It’s been a long 15 months of Zoom appointments. That’s partly why a showroom visit to Gabriela Hearst’s office felt like an adrenaline kick, but what it really comes down to is the designer herself. I’m not the only one to observe that Hearst is a force of nature. She took on the creative director duties of Chloé in December and has been shuttling between New York and Paris ever since. Resort is the first full season she completed after the appointment, and she confessed she was concerned about pulling it together.
She needn’t have worried. The 38-look lineup, which includes some men’s pieces, appears anything but dashed off. Hearst is making some of New York’s most finely wrought clothes: a double-face cashmere coat finished with a hem of sacred geometry lace, a dress embellished at the neckline with colorful agates left over from her pandemic-interrupted spring collection, a long linen shift with macramé chakanas inset at the chakras, a leather coat in earthy tones assembled like marquetry, and cashmere intarsia sweaters with famous North and South American sites from Yellowstone to Machu Picchu.

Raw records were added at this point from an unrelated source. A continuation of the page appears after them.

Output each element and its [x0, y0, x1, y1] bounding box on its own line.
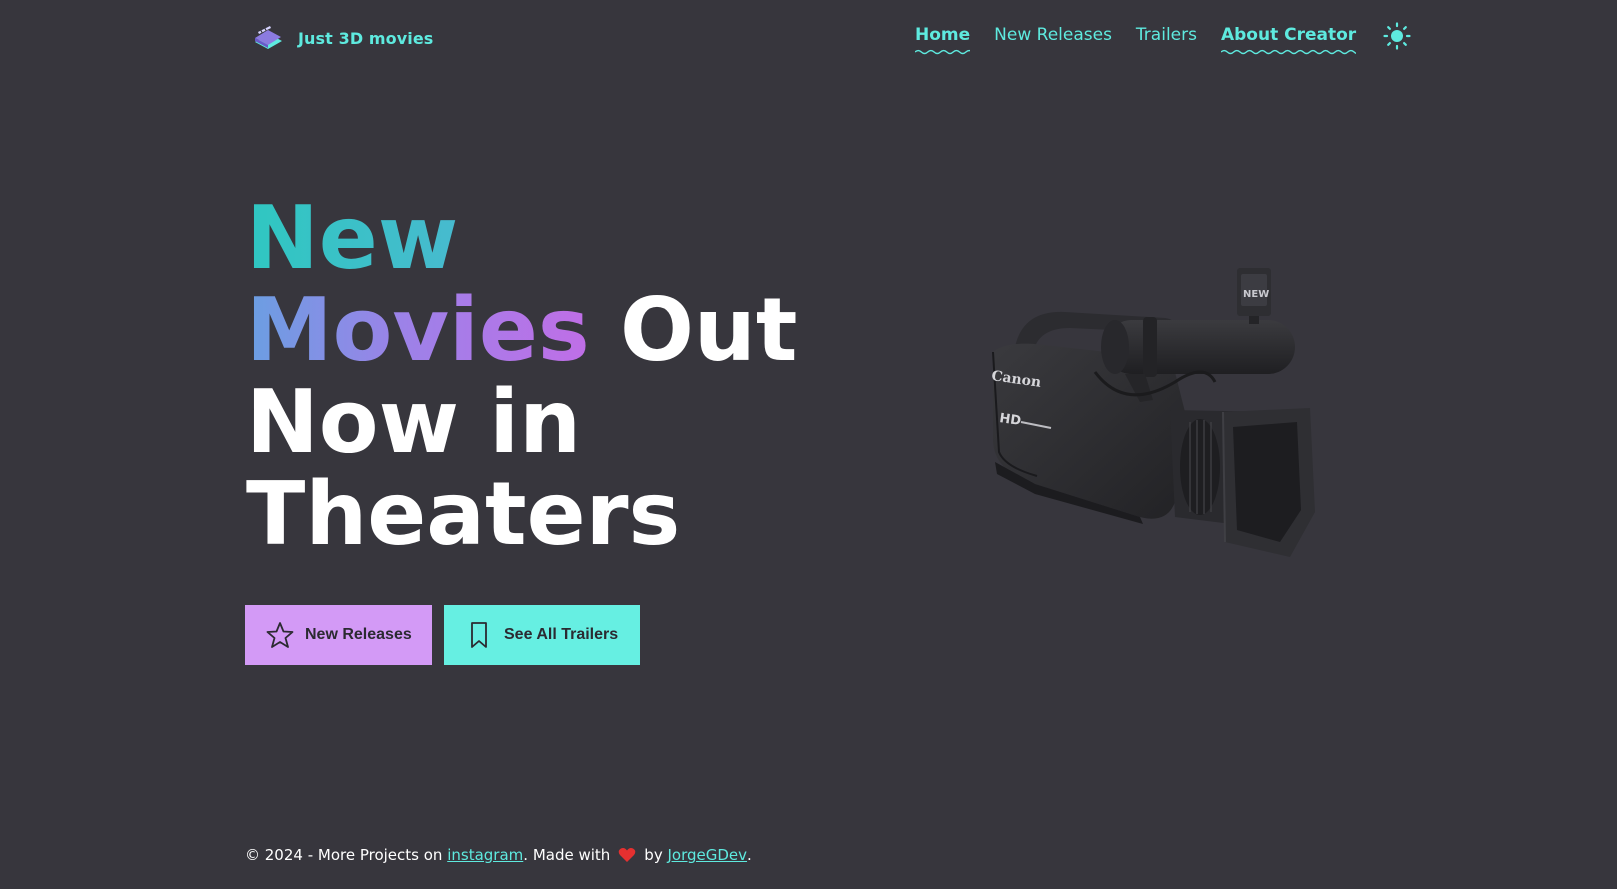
- see-all-trailers-button-label: See All Trailers: [504, 626, 619, 643]
- footer-prefix: © 2024 - More Projects on: [245, 846, 443, 864]
- new-releases-button-label: New Releases: [305, 626, 412, 643]
- brand-link[interactable]: Just 3D movies: [252, 22, 433, 54]
- svg-text:NEW: NEW: [1243, 289, 1269, 300]
- main-nav: Home New Releases Trailers About Creator: [915, 25, 1357, 55]
- nav-item-label: About Creator: [1220, 25, 1357, 45]
- nav-item-home[interactable]: Home: [915, 25, 971, 55]
- nav-item-label: Trailers: [1135, 25, 1197, 45]
- hero-title-highlight: Movies: [246, 279, 590, 381]
- hero-title-line-2-rest: Out: [619, 279, 798, 381]
- hero-title-line-2: Movies Out: [246, 284, 797, 376]
- site-footer: © 2024 - More Projects on instagram. Mad…: [245, 846, 752, 864]
- see-all-trailers-button[interactable]: See All Trailers: [444, 605, 640, 665]
- video-camera-illustration: NEW Canon HD: [990, 268, 1315, 557]
- bookmark-icon: [471, 622, 487, 648]
- footer-made-with: . Made with: [523, 846, 611, 864]
- new-releases-button[interactable]: New Releases: [245, 605, 432, 665]
- hero-title-line-3: Now in: [246, 371, 582, 473]
- nav-item-new-releases[interactable]: New Releases: [994, 25, 1112, 45]
- page: Just 3D movies Home New Releases Trailer…: [0, 0, 1617, 889]
- active-underline: [1220, 49, 1357, 55]
- hero-title-line-1: New: [246, 192, 797, 284]
- footer-suffix: .: [747, 846, 752, 864]
- nav-item-about-creator[interactable]: About Creator: [1220, 25, 1357, 55]
- heart-icon: [619, 848, 636, 862]
- sun-icon[interactable]: [1383, 22, 1411, 50]
- nav-item-label: New Releases: [994, 25, 1112, 45]
- star-icon: [266, 622, 294, 648]
- nav-item-label: Home: [915, 25, 971, 45]
- clapperboard-icon: [255, 26, 282, 49]
- nav-item-trailers[interactable]: Trailers: [1136, 25, 1197, 45]
- hero-title-line-4: Theaters: [246, 463, 681, 565]
- author-link[interactable]: JorgeGDev: [667, 846, 747, 864]
- brand-name: Just 3D movies: [298, 28, 434, 48]
- footer-by: by: [644, 846, 663, 864]
- camera-hd-badge: HD: [998, 411, 1022, 429]
- active-underline: [915, 49, 971, 55]
- site-header: Just 3D movies Home New Releases Trailer…: [0, 0, 1617, 76]
- hero-title: New Movies Out Now in Theaters: [246, 192, 797, 560]
- hero-actions: New Releases See All Trailers: [245, 605, 640, 665]
- instagram-link[interactable]: instagram: [447, 846, 523, 864]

Those are just the more obvious details. Meanwhile, her efforts around sustainability are ongoing. A jean jacket and its matching flares were patchworked in a rainbow of four different shades of deadstock denim. The collection is 49% upcycled or deadstock material, close to her stated goal of 50% for 2021. The biggest advances might be in her footwear. Sandals with deep cork beds are a guaranteed hit—the cork is harvested without cutting down trees and it can biodegrade. There are also boots made with natural rubber soles and espadrille flatforms built on a base of algae-derived foam that cuts down on plastic.
Hearst talks about the couture-level embellishments and the nitty-gritty of responsible design with the same enthusiasm. But she’s most passionate about her many collaborators, from her daughter Mia, who painted the rainbow eyes that appear on some silk separates, to the New York artisans whose workmanship on the collection’s macramé-inset shifts she says rivals anything in Paris. She would know.